Amyrin attenuates scopolamine-induced cognitive impairment in mice.

Alzheimer's disease, a neurodegenerative disorder, is characterized by progressive cognitive impairment associated with the disruption of cholinergic neurotransmission. The aim of the present study was to evaluate the effect of α- or β-amyrin, a type of pentacyclic triterpene, on the cognitive impairment induced by scopolamine, a muscarinic acetylcholine receptor antagonist. To measure the abilities of various types of learning and memory, we conducted step-through passive avoidance task. Scopolamine induced deficits in learning and memory processes in mice, which were antagonized by a single administration of α-amyrin (2 or 4 mg/kg) or β-amyrin (4 mg/kg), respectively. Additionally, in vitro analysis revealed that acetylcholinesterase activity was inhibited by β-amyrin, but not by α-amyrin.
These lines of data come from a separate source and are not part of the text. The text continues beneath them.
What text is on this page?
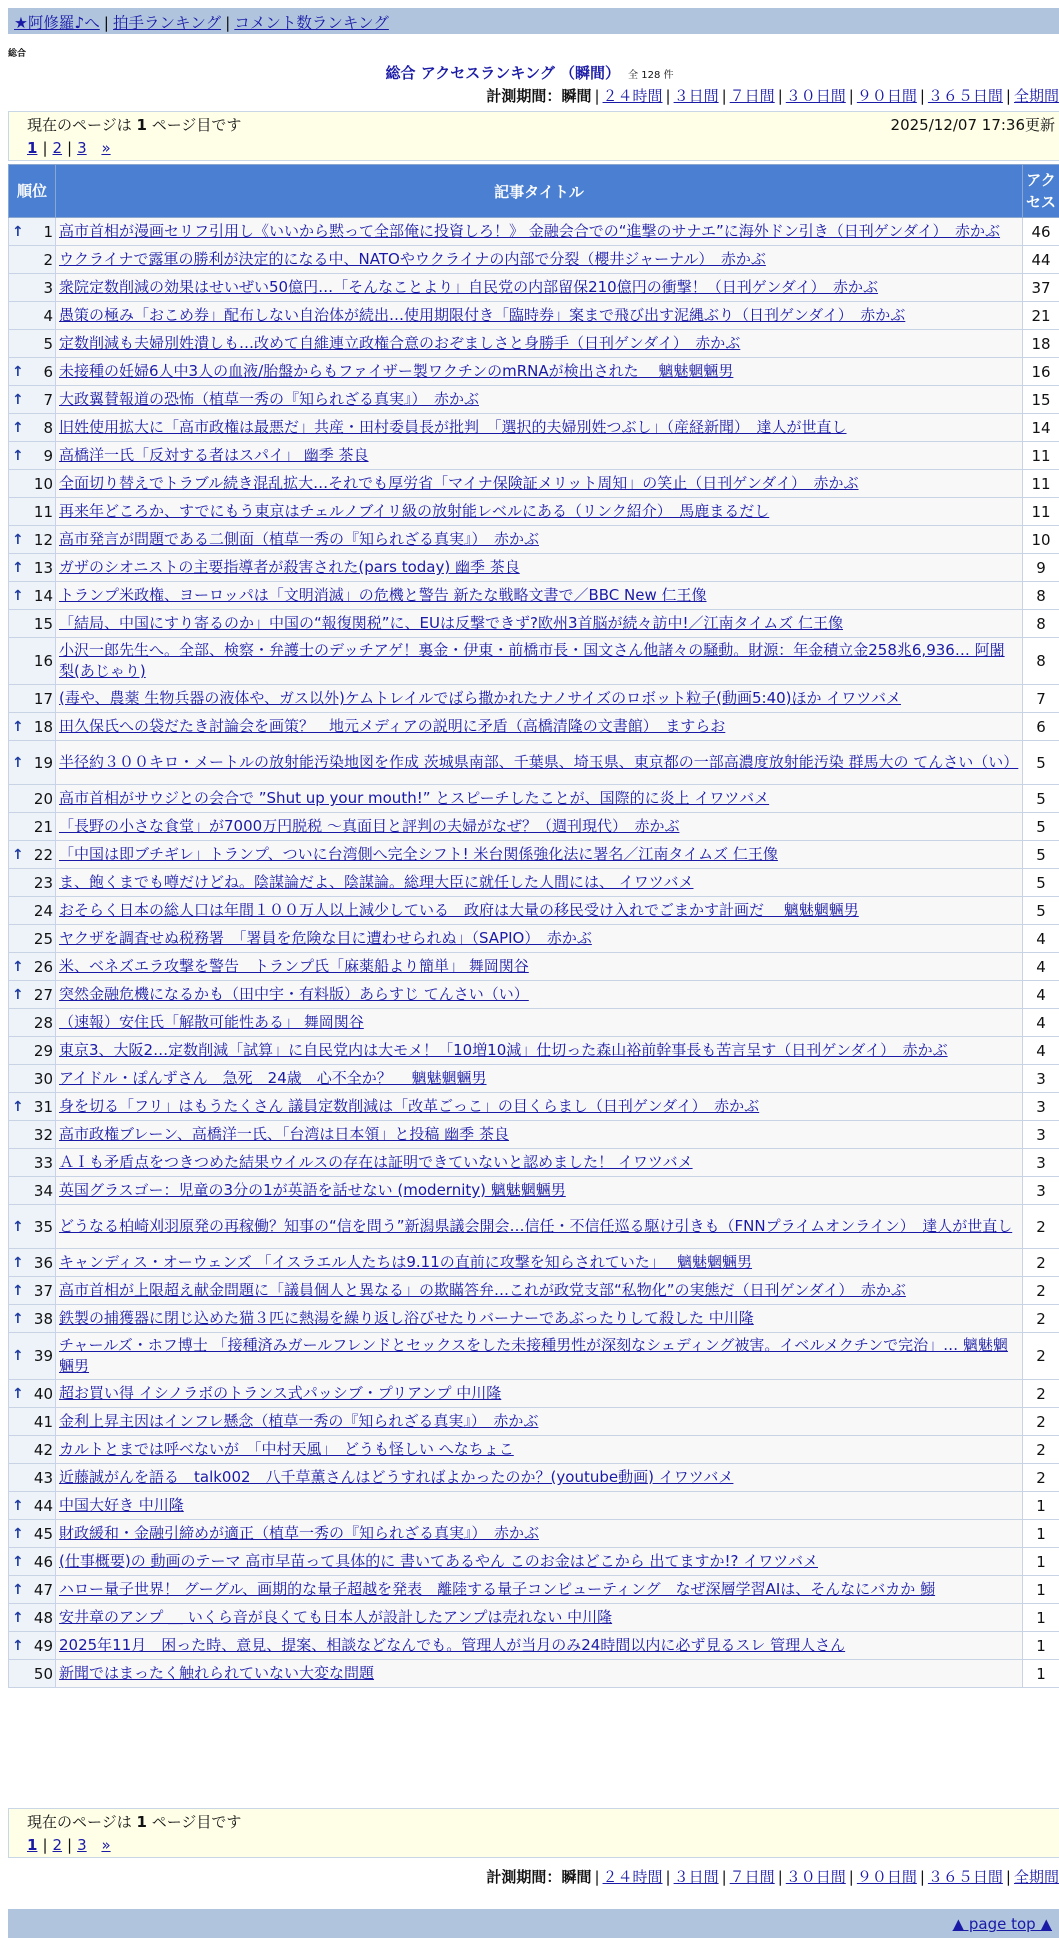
★阿修羅♪へ | 拍手ランキング | コメント数ランキング
総合
総合 アクセスランキング （瞬間） 全 128 件
計測期間：瞬間 | ２４時間 | ３日間 | ７日間 | ３０日間 | ９０日間 | ３６５日間 | 全期間
現在のページは 1 ページ目です	2025/12/07 17:36更新
1 | 2 | 3
»
順位	記事タイトル	アクセス

↑ 1	高市首相が漫画セリフ引用し《いいから黙って全部俺に投資しろ！》 金融会合での“進撃のサナエ”に海外ドン引き（日刊ゲンダイ）　赤かぶ	46
2	ウクライナで露軍の勝利が決定的になる中、NATOやウクライナの内部で分裂（櫻井ジャーナル）　赤かぶ	44
3	衆院定数削減の効果はせいぜい50億円…「そんなことより」自民党の内部留保210億円の衝撃！（日刊ゲンダイ）　赤かぶ	37
4	愚策の極み「おこめ券」配布しない自治体が続出…使用期限付き「臨時券」案まで飛び出す泥縄ぶり（日刊ゲンダイ）　赤かぶ	21
5	定数削減も夫婦別姓潰しも…改めて自維連立政権合意のおぞましさと身勝手（日刊ゲンダイ）　赤かぶ	18

↑ 6	未接種の妊婦6人中3人の血液/胎盤からもファイザー製ワクチンのmRNAが検出された　 魑魅魍魎男	16

↑ 7	大政翼賛報道の恐怖（植草一秀の『知られざる真実』）　赤かぶ	15

↑ 8	旧姓使用拡大に「高市政権は最悪だ」共産・田村委員長が批判　「選択的夫婦別姓つぶし」（産経新聞）　達人が世直し	14

↑ 9	高橋洋一氏「反対する者はスパイ」 幽季 茶良	11
10	全面切り替えでトラブル続き混乱拡大…それでも厚労省「マイナ保険証メリット周知」の笑止（日刊ゲンダイ）　赤かぶ	11
11	再来年どころか、すでにもう東京はチェルノブイリ級の放射能レベルにある（リンク紹介）　馬鹿まるだし	11

↑ 12	高市発言が問題である二側面（植草一秀の『知られざる真実』）　赤かぶ	10

↑ 13	ガザのシオニストの主要指導者が殺害された(pars today) 幽季 茶良	9

↑ 14	トランプ米政権、ヨーロッパは「文明消滅」の危機と警告 新たな戦略文書で／BBC New 仁王像	8
15	「結局、中国にすり寄るのか」中国の“報復関税”に、EUは反撃できず?欧州3首脳が続々訪中!／江南タイムズ 仁王像	8
16	小沢一郎先生へ。全部、検察・弁護士のデッチアゲ！裏金・伊東・前橋市長・国文さん他諸々の騒動。財源：年金積立金258兆6,936… 阿闍梨(あじゃり)	8
17	(毒や、農薬 生物兵器の液体や、ガス以外)ケムトレイルでばら撒かれたナノサイズのロボット粒子(動画5:40)ほか イワツバメ	7

↑ 18	田久保氏への袋だたき討論会を画策？　地元メディアの説明に矛盾（高橋清隆の文書館）　ますらお	6

↑ 19	半径約３００キロ・メートルの放射能汚染地図を作成 茨城県南部、千葉県、埼玉県、東京都の一部高濃度放射能汚染 群馬大の てんさい（い）	5
20	高市首相がサウジとの会合で ”Shut up your mouth!” とスピーチしたことが、国際的に炎上 イワツバメ	5
21	「長野の小さな食堂」が7000万円脱税 〜真面目と評判の夫婦がなぜ？（週刊現代）　赤かぶ	5

↑ 22	「中国は即ブチギレ」トランプ、ついに台湾側へ完全シフト! 米台関係強化法に署名／江南タイムズ 仁王像	5
23	ま、飽くまでも噂だけどね。陰謀論だよ、陰謀論。総理大臣に就任した人間には、 イワツバメ	5
24	おそらく日本の総人口は年間１００万人以上減少している　政府は大量の移民受け入れでごまかす計画だ　 魑魅魍魎男	5
25	ヤクザを調査せぬ税務署　「署員を危険な目に遭わせられぬ」（SAPIO）　赤かぶ	4

↑ 26	米、ベネズエラ攻撃を警告　トランプ氏「麻薬船より簡単」 舞岡関谷	4

↑ 27	突然金融危機になるかも（田中宇・有料版）あらすじ てんさい（い）	4
28	（速報）安住氏「解散可能性ある」 舞岡関谷	4
29	東京3、大阪2…定数削減「試算」に自民党内は大モメ！「10増10減」仕切った森山裕前幹事長も苦言呈す（日刊ゲンダイ）　赤かぶ	4
30	アイドル・ぽんずさん　急死　24歳　心不全か？　 魑魅魍魎男	3

↑ 31	身を切る「フリ」はもうたくさん 議員定数削減は「改革ごっこ」の目くらまし（日刊ゲンダイ）　赤かぶ	3
32	高市政権ブレーン、高橋洋一氏、「台湾は日本領」と投稿 幽季 茶良	3
33	ＡＩも矛盾点をつきつめた結果ウイルスの存在は証明できていないと認めました！ イワツバメ	3
34	英国グラスゴー：児童の3分の1が英語を話せない (modernity) 魑魅魍魎男	3

↑ 35	どうなる柏崎刈羽原発の再稼働？知事の“信を問う”新潟県議会開会…信任・不信任巡る駆け引きも（FNNプライムオンライン）　達人が世直し	2

↑ 36	キャンディス・オーウェンズ 「イスラエル人たちは9.11の直前に攻撃を知らされていた」　 魑魅魍魎男	2

↑ 37	高市首相が上限超え献金問題に「議員個人と異なる」の欺瞞答弁…これが政党支部“私物化”の実態だ（日刊ゲンダイ）　赤かぶ	2

↑ 38	鉄製の捕獲器に閉じ込めた猫３匹に熱湯を繰り返し浴びせたりバーナーであぶったりして殺した 中川隆	2

↑ 39	チャールズ・ホフ博士 「接種済みガールフレンドとセックスをした未接種男性が深刻なシェディング被害。イベルメクチンで完治」… 魑魅魍魎男	2

↑ 40	超お買い得 イシノラボのトランス式パッシブ・プリアンプ 中川隆	2
41	金利上昇主因はインフレ懸念（植草一秀の『知られざる真実』）　赤かぶ	2
42	カルトとまでは呼べないが　「中村天風」　どうも怪しい へなちょこ	2
43	近藤誠がんを語る　talk002　八千草薫さんはどうすればよかったのか？(youtube動画) イワツバメ	2

↑ 44	中国大好き 中川隆	1

↑ 45	財政緩和・金融引締めが適正（植草一秀の『知られざる真実』）　赤かぶ	1

↑ 46	(仕事概要)の 動画のテーマ 高市早苗って具体的に 書いてあるやん このお金はどこから 出てますか!? イワツバメ	1

↑ 47	ハロー量子世界！ グーグル、画期的な量子超越を発表　離陸する量子コンピューティング　なぜ深層学習AIは、そんなにバカか 鰯	1

↑ 48	安井章のアンプ ＿ いくら音が良くても日本人が設計したアンプは売れない 中川隆	1

↑ 49	2025年11月　困った時、意見、提案、相談などなんでも。管理人が当月のみ24時間以内に必ず見るスレ 管理人さん	1
50	新聞ではまったく触れられていない大変な問題	1
現在のページは 1 ページ目です
1 | 2 | 3
»
計測期間：瞬間 | ２４時間 | ３日間 | ７日間 | ３０日間 | ９０日間 | ３６５日間 | 全期間
▲ page top ▲
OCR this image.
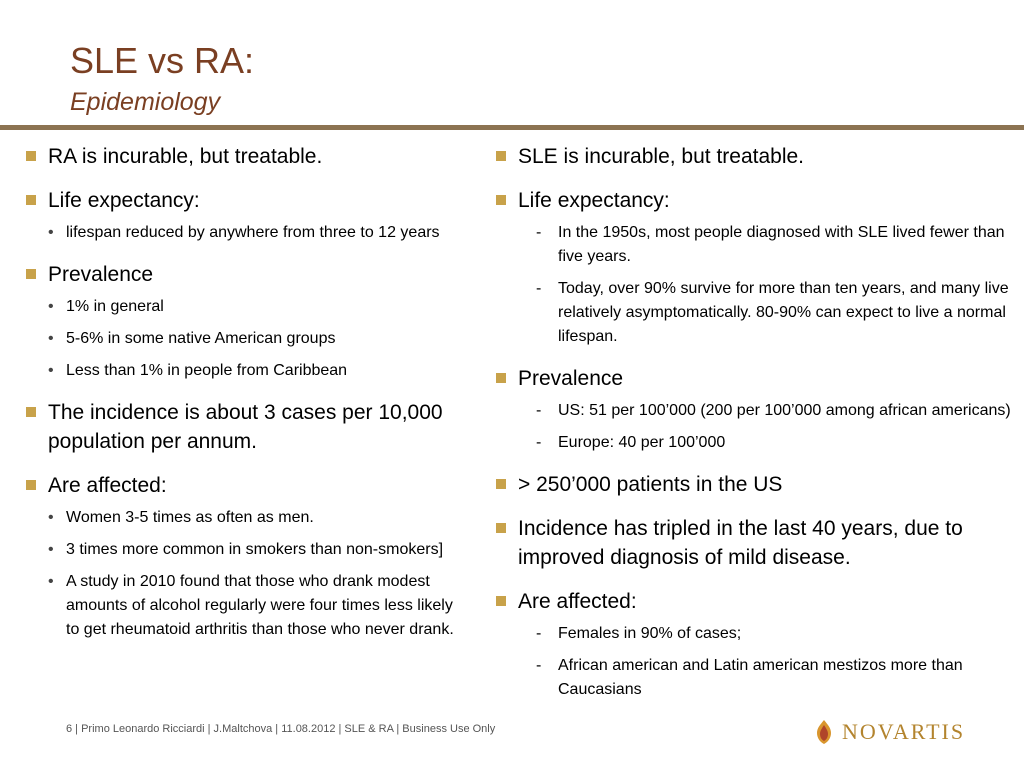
SLE vs RA:
Epidemiology
RA is incurable, but treatable.
Life expectancy:
• lifespan reduced by anywhere from three to 12 years
Prevalence
• 1% in general
• 5-6% in some native American groups
• Less than 1% in people from Caribbean
The incidence is about 3 cases per 10,000 population per annum.
Are affected:
• Women 3-5 times as often as men.
• 3 times more common in smokers than non-smokers]
• A study in 2010 found that those who drank modest amounts of alcohol regularly were four times less likely to get rheumatoid arthritis than those who never drank.
SLE is incurable, but treatable.
Life expectancy:
- In the 1950s, most people diagnosed with SLE lived fewer than five years.
- Today, over 90% survive for more than ten years, and many live relatively asymptomatically. 80-90% can expect to live a normal lifespan.
Prevalence
- US: 51 per 100’000 (200 per 100’000 among african americans)
- Europe: 40 per 100’000
> 250’000 patients in the US
Incidence has tripled in the last 40 years, due to improved diagnosis of mild disease.
Are affected:
- Females in 90% of cases;
- African american and Latin american mestizos more than Caucasians
6 | Primo Leonardo Ricciardi | J.Maltchova | 11.08.2012 | SLE & RA | Business Use Only	NOVARTIS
Furthermore, Western blot analysis revealed that the expression levels of phosphorylated extracellular signal-regulated kinase 1/2 (pERK) and phosphorylated glycogen synthase kinase-3β (pGSK-3β) were significantly enhanced by a single administration of α- and β-amyrin in the hippocampus. Finally, the memory ameliorating effects of α- or β-amyrin on the scopolamine-induced cognitive impairments were significantly blocked by ERK inhibitor U0126. The present study suggests that α- and β-amyrin may ameliorate the cognitive impairment induced by hypocholinergic neurotransmission via the activation of ERK as well as GSK-3β signaling.